Ein interessantes, aber auch durchaus typisches Erlebnis waren die Gespräche mit einer deutsch-russischen Lehrerin aus dem Nachbardorf, die zum Dolmetschen eingeladen worden war. Sie berichtete, dass in ihrer Familie und auch in ihrer ganzen Umgebung heute niemand mehr deutsch spricht. Alle deutschstämmigen Verwandten und Bekannten waren in den letzten Jahren aus dem Dorf weggegangen, meistens nach Deutschland. Viele von ihnen hatten sich auch 50 oder 60 Jahre nach der Deportation im Kriege von der Wolga nach Sibirien dort nie richtig heimisch gefühlt. Sie berichtete, dass ihre Großmutter nicht noch einmal ein Dorf verlassen wollte.

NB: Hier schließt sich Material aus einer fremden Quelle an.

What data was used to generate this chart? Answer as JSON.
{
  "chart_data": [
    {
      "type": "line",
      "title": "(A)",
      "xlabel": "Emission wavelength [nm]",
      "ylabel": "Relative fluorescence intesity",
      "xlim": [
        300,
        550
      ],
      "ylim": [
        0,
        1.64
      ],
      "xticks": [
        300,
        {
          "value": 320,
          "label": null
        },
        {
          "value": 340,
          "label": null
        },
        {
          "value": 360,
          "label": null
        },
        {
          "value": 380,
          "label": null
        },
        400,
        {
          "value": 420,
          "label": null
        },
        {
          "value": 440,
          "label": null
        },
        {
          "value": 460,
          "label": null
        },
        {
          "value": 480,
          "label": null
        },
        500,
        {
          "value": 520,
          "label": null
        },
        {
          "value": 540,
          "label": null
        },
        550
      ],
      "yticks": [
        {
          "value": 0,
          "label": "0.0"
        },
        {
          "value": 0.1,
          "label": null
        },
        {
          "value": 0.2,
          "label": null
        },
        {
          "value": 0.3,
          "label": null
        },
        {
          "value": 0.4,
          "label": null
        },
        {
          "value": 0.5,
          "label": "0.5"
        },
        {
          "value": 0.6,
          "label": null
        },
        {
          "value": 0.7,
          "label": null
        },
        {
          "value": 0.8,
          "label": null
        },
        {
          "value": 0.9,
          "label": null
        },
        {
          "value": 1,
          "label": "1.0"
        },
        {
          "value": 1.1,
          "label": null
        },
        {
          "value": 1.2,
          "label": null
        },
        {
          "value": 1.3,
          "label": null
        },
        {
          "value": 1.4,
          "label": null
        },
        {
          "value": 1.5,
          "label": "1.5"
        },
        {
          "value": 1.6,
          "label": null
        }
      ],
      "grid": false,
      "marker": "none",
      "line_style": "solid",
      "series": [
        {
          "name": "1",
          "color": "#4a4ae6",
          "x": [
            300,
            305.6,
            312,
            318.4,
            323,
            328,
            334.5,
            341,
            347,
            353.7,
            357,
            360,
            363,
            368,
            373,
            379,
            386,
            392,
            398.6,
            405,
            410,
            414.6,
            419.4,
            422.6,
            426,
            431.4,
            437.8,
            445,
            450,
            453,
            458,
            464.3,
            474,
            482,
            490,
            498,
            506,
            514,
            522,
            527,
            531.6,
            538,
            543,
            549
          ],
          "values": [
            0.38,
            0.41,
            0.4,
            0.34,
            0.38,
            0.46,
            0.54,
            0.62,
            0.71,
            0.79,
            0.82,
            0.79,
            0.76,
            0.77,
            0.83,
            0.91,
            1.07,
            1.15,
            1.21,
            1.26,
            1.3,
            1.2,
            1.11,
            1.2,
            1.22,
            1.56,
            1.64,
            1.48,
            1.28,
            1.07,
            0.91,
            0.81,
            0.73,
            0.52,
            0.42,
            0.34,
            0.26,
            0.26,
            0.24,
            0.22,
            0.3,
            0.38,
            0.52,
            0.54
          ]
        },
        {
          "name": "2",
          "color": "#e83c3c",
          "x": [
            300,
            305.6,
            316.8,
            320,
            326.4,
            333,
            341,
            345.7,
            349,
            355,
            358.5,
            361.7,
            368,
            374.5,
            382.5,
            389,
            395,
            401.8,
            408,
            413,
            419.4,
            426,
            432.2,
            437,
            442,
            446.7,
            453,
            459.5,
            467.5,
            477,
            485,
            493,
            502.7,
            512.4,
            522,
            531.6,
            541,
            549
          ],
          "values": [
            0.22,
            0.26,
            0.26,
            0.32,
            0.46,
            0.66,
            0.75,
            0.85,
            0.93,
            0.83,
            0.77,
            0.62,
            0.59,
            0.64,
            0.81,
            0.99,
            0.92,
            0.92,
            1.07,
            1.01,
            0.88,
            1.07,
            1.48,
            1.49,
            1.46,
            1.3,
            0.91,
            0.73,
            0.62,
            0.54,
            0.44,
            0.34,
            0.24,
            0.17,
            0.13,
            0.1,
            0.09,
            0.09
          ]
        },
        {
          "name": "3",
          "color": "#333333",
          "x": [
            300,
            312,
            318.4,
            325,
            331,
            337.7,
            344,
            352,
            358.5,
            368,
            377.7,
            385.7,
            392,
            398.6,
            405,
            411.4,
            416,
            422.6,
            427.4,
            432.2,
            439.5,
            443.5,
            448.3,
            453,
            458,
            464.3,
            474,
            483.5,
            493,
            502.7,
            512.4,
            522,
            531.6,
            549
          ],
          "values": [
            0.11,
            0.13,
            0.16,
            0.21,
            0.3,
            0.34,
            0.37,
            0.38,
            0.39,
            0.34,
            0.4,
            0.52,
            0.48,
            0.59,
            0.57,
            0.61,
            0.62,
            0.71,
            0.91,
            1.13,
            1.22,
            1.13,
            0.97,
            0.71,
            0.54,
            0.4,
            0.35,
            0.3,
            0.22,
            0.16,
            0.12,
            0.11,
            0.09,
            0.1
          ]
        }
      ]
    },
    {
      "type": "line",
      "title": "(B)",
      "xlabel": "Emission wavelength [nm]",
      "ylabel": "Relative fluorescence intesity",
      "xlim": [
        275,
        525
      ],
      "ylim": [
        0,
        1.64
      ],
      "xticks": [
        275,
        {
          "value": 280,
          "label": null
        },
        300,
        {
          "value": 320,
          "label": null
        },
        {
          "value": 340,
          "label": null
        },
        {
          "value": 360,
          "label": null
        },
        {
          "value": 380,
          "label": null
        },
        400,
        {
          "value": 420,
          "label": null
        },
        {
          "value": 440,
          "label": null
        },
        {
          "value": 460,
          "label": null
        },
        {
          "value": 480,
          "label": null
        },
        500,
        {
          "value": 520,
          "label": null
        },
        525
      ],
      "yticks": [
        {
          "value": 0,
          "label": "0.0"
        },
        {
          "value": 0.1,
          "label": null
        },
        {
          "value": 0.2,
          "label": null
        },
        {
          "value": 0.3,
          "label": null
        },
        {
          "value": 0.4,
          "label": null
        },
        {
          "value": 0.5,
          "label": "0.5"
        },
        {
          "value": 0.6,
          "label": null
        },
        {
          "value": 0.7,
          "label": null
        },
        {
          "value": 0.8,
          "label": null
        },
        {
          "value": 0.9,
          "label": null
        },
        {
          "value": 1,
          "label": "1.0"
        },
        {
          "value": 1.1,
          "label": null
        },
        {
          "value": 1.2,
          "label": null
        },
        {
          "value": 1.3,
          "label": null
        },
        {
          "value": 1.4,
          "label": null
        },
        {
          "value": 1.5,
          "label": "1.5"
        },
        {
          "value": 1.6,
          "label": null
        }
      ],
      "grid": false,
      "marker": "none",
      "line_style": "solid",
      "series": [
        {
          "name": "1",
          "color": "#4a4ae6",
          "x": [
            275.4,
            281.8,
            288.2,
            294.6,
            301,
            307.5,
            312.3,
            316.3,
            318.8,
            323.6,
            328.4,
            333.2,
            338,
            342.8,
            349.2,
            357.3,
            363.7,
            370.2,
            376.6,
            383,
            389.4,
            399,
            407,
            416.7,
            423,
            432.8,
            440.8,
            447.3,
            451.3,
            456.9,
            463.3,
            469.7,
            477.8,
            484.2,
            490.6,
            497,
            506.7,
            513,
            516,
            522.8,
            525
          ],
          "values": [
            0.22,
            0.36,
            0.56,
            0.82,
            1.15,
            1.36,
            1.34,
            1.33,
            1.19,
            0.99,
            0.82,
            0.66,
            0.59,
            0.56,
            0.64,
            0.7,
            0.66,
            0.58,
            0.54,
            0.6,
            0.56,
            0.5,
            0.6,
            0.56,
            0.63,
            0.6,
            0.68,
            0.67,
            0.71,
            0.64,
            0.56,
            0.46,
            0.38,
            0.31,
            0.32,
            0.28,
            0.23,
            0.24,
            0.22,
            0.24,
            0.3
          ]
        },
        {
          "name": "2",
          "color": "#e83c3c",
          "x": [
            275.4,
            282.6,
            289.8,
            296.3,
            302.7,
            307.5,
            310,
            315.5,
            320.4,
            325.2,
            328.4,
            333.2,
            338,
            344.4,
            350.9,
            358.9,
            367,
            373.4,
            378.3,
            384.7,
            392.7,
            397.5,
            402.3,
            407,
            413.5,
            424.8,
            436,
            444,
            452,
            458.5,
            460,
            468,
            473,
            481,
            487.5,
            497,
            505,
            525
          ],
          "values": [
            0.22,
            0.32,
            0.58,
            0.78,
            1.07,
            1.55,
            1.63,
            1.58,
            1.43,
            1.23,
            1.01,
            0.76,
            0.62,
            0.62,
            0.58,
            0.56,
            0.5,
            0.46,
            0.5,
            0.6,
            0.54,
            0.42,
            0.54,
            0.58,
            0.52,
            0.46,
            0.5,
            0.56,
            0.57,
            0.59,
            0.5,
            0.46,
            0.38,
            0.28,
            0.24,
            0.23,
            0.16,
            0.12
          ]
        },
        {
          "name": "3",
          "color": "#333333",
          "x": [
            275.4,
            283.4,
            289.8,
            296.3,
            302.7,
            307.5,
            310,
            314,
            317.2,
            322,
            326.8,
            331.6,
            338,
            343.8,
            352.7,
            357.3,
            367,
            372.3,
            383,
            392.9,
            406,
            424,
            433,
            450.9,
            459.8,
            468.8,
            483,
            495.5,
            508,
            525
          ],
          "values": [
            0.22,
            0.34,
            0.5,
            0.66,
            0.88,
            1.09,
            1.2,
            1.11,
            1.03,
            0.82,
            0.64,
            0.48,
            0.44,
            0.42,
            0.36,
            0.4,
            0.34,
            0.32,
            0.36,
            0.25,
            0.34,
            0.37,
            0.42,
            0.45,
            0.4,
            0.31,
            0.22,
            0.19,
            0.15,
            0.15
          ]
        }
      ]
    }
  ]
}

So waren sie und ihre Mutter bei ihr geblieben. Die Großmutter und auch ihre Mutter waren mittlerweile gestorben und so war sie allein übrig geblieben. Sie klang doch sehr wehmütig. Auch wusste sie mit alten deutschen Zeitungen, welche die Großmutter von der Donau nach Sibirien gebracht hatte, kaum etwas anzufangen. Sie überließ einem Teilnehmer Zeitungen aus dem Jahre 1900, in denen über Alltagsgeschichten rund um den christlichen Glauben und anderes berichtet wurde. Die Zeitungen, mit altdeutscher Schrift gedruckt, scheinen aus dem Raum Saratov an der Wolga zu stammen. Die Großmutter hat wohl bei Ihrer Deportation ein Stück Heimat in das ferne sibirische Dorf mitnehmen wollen.
 
Die zweite Tour ging dann mit dem Nachtzug und mit Schlafwagen der Transsibirischen Eisenbahn in den Süden in die Steppe. Hier in dem südlichen Zipfel, benachbart an die Mongolei, an China und an Kasachstan gibt es die Republik Chakassien. Dort gibt es überall in der Steppe Schamanen-Steine und Felsmalereien, die an die Blütezeit des chakassischen Turkvolkes vor der Invasion der Mongolen erinnern. Dabei findet man aber auch ältere Felsmalereien, die bis in die Jungsteinzeit zurückreichen. In der bergigen Landschaft, wo sonst nur Viehherden mit ihren Hirten wanderten, waren typische Jurten aus Holz mit Filzteppichen aufgestellt, in denen die Gruppe und andere Touristen übernachteten. In der Nähe gab es weitere Felsmalereien und Museen sowie abends ein Kulturprogramm. Den mehr als 500 km weiten Weg zurück ging es dann wieder mit Kleinbus und in der Nacht wieder mit dem Schlafwagen nach Krasnojarsk.
 
Wenn das Programm auch sehr anstrengend war, so hatten alle Teilnehmer doch intensive Erlebnisse und unvergessene Momente. Zurück in Deutschland wird das Erlebte erstmal verarbeitet und dem Freundes- und Bekanntenkreis berichtet.